Some 200 men filled out a medical survey; of those, 60 then agreed to clinical care.
Chris Colter, a manager for Station 33 Barber Shop in downtown Oakland, was pleased to participate in the pilot.
“It feels good that we’re helping out the community and that we’re instrumental in helping black men with health issues,” said Colter.
The pilot results are encouraging, Alsan said, given the high number of those who took up the offer for medical screenings. The team is hoping to scale up the research if they secure additional funding.
Ivory spent his summer in the Oakland barbershops urging patrons to fill out the surveys and get the free checkup.
“I was really surprised at how easily they opened up with me and how interested they were that I went to Stanford,” said Ivory, who intends to go to medical school and return to rural Mississippi to practice medicine.
African-American men have a 70 percent higher risk of developing heart failure than white men, prompting Ivory’s desire to become a cardiologist.
“Working in the barbershops really gave me an in-depth understanding of how important diversity and inclusion in medicine are for some American populations,” said Ivory. “Medical mistrust does not have to dissuade black men from seeking health care in contemporary America – but it does. And this has galvanized my passion for wanting to become a doctor.”
A presidential apology
Herman Shaw was one of eight Tuskegee survivors invited to a White House ceremony in 1997, to meet President Bill Clinton, who formally apologized for one of the most macabre clinical trials in American history.

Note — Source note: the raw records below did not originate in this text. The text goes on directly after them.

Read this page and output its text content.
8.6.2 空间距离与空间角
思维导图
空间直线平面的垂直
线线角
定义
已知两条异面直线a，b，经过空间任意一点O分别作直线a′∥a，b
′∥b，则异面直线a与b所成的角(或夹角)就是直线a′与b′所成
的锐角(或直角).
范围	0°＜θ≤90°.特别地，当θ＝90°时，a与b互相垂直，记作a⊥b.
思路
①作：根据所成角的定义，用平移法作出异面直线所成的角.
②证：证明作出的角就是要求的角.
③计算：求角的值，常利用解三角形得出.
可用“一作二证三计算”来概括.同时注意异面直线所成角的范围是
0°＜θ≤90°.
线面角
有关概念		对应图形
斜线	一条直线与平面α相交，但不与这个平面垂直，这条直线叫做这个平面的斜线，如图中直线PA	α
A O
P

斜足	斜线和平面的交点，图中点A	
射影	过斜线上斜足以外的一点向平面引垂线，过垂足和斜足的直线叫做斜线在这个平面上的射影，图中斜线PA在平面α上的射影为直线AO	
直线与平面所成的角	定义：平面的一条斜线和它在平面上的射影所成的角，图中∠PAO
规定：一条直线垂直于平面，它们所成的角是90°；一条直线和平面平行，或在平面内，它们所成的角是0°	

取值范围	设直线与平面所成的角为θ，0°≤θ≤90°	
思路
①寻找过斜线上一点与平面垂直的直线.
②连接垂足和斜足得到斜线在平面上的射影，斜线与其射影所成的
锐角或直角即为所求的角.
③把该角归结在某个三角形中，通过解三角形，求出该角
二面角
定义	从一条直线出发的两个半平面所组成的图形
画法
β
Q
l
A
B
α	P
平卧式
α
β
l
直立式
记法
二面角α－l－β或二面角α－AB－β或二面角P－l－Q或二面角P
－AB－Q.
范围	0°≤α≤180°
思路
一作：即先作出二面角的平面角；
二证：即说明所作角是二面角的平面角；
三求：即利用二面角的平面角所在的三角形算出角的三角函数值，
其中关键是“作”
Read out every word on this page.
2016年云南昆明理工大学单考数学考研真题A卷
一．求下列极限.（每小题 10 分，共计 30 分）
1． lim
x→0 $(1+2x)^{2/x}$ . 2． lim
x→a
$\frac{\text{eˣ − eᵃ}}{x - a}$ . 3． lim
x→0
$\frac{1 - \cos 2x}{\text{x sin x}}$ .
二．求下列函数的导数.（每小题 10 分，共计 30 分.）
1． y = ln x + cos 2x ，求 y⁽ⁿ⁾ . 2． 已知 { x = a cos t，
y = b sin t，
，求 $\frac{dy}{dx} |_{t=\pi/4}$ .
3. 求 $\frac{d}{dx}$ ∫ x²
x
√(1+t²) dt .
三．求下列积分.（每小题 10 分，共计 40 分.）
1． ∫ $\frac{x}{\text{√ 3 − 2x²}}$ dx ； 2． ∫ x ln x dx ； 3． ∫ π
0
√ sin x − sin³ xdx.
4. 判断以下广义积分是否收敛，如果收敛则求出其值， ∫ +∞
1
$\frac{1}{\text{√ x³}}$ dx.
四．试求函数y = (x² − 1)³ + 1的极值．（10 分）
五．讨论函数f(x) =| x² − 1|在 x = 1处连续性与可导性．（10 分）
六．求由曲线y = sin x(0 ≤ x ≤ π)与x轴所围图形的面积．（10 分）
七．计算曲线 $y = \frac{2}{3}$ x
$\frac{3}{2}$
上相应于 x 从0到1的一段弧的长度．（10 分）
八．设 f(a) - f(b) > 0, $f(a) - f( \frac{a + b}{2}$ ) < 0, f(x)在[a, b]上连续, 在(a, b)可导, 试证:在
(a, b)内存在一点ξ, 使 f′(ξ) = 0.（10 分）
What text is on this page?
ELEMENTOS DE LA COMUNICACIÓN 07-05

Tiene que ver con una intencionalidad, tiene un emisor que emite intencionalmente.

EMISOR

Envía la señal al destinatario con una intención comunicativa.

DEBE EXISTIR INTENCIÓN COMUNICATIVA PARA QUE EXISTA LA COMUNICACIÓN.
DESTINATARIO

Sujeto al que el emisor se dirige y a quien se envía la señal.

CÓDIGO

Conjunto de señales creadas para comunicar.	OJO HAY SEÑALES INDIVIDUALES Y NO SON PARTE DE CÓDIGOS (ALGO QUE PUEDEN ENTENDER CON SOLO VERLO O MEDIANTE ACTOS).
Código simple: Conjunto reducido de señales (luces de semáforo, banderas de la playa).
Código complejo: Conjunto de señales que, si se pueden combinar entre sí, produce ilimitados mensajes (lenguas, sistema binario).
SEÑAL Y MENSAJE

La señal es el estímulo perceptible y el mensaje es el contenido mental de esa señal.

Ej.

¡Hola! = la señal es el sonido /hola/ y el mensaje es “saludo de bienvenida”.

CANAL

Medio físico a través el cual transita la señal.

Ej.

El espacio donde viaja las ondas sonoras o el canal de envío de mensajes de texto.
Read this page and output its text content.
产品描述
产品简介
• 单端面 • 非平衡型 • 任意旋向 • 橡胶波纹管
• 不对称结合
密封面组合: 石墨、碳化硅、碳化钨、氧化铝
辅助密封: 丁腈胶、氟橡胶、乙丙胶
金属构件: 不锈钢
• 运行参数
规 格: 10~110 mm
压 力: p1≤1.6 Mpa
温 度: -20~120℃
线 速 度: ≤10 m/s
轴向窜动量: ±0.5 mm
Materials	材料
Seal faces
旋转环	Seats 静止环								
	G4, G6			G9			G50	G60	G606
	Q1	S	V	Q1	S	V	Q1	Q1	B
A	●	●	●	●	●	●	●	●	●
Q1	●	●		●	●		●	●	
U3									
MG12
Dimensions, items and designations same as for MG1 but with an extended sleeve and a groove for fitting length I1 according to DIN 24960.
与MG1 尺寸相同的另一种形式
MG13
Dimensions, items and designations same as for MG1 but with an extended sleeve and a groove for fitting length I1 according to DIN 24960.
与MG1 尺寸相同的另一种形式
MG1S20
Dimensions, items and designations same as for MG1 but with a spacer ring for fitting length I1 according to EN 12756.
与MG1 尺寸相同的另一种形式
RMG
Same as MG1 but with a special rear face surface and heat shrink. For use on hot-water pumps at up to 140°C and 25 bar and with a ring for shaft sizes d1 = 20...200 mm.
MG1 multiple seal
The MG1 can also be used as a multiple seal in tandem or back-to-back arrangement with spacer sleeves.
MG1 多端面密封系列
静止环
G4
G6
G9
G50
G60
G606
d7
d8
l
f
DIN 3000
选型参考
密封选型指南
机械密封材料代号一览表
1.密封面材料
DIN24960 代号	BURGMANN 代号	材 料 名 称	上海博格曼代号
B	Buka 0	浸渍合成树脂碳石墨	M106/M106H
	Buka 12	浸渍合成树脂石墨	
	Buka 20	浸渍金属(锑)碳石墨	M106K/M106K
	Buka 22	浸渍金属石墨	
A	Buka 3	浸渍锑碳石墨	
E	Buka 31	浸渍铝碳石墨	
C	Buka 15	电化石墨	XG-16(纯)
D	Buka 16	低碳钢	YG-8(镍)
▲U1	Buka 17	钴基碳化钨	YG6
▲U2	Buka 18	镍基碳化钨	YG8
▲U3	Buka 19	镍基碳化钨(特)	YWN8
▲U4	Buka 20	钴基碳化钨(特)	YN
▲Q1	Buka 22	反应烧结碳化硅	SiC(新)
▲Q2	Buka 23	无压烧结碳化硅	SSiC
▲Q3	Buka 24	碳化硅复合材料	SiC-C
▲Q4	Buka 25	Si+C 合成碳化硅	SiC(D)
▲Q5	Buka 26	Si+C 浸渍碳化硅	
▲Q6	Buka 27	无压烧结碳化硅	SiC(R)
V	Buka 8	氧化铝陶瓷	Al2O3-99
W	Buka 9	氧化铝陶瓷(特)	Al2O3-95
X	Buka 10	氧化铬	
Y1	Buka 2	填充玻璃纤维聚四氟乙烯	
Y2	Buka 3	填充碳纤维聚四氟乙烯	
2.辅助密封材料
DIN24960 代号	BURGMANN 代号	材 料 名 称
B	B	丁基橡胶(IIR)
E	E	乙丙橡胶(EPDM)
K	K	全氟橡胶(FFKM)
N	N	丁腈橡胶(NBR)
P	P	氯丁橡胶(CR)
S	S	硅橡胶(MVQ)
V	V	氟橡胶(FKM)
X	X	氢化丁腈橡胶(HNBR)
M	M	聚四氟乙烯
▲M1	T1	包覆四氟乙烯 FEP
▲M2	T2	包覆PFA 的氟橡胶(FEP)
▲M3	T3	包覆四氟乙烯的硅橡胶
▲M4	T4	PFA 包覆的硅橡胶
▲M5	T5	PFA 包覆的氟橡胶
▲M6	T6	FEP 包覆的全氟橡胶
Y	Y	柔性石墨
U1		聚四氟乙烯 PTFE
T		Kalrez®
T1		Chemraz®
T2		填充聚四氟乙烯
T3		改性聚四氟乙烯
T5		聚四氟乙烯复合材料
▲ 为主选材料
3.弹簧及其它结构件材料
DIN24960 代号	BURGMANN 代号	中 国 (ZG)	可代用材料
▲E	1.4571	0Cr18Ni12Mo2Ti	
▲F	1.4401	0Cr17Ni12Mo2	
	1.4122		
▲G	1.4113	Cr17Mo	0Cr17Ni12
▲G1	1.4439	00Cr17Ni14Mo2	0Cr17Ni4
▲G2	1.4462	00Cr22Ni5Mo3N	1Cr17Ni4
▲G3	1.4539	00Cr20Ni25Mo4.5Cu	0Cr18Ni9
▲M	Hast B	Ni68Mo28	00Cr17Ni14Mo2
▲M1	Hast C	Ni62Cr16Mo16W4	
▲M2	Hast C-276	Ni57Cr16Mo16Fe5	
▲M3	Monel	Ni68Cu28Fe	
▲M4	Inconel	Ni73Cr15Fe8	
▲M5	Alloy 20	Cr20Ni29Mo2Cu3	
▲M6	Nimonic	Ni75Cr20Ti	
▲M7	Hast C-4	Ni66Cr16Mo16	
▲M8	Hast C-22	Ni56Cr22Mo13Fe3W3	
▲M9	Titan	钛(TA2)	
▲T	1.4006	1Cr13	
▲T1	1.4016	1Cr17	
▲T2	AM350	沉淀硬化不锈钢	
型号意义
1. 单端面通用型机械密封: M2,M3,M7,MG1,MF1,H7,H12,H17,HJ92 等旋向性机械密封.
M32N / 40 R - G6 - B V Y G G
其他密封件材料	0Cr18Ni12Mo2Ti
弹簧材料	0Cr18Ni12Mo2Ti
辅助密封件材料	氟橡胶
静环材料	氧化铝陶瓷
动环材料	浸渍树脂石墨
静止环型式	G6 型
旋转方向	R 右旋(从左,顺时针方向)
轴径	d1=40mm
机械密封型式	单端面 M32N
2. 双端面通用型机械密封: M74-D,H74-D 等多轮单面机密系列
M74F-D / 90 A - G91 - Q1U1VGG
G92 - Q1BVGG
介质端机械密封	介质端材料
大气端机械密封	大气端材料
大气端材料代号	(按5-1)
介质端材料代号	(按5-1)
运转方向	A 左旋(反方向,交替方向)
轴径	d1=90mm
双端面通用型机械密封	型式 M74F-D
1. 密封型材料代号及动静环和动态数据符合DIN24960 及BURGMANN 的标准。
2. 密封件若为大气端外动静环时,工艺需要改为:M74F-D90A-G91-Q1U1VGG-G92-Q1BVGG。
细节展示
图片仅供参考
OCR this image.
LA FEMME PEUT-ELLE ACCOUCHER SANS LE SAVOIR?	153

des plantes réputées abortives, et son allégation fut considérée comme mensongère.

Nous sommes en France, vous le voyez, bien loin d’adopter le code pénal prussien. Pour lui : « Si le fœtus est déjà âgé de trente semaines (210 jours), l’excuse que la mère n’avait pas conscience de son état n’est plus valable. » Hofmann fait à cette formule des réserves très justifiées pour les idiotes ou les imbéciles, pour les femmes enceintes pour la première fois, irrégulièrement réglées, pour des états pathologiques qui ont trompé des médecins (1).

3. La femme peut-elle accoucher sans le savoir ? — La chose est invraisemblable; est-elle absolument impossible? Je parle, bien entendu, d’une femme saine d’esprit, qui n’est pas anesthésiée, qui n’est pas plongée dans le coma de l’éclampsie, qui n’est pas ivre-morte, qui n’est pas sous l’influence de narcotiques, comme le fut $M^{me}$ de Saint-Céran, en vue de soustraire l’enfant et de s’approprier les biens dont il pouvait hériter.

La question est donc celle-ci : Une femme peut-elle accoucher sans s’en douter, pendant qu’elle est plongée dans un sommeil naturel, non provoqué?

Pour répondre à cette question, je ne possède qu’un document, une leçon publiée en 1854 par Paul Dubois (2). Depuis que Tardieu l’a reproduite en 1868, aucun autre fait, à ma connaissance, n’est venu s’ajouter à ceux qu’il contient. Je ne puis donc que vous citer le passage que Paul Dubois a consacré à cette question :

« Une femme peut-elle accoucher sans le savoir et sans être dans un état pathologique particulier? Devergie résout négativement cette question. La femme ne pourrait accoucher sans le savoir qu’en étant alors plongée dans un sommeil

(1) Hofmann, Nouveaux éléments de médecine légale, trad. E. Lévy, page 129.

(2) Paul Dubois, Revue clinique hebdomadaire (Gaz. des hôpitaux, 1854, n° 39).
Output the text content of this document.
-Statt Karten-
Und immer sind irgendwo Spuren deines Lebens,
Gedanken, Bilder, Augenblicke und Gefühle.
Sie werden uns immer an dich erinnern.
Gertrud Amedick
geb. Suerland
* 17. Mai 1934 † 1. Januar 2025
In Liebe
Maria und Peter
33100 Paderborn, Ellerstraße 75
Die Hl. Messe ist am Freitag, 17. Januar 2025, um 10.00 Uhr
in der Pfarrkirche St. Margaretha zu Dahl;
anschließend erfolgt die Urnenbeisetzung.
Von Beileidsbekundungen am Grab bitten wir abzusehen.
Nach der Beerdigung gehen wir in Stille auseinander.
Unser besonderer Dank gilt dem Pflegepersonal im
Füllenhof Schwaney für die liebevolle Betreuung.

The last of the Tuskegee survivors, Ernest Hendon, died in 2004 at the age of 96.
“The wounds that were inflicted upon us cannot be undone,” Shaw said at the White House ceremony, after being helped to the podium by Clinton. “I’m saddened today to think of those who did not survive and whose families will forever live with the knowledge that their death and suffering was preventable.”
The valedictorian of his 1922 high school class had wanted to go to college to study engineering, but his father insisted he stay back to run the family farm. Shaw died in 1999 at the age of 97.
Two years earlier, at the White House ceremony, Shaw still found it in his heart to say it was never too late to “restore faith and trust.”
“In order for America to reach its full potential,” Shaw said, “we must truly be one America – black, red, white together – trusting each other, caring for each other and never allowing the kind of tragedy which has happened to us in the Tuskegee study to ever happen again.”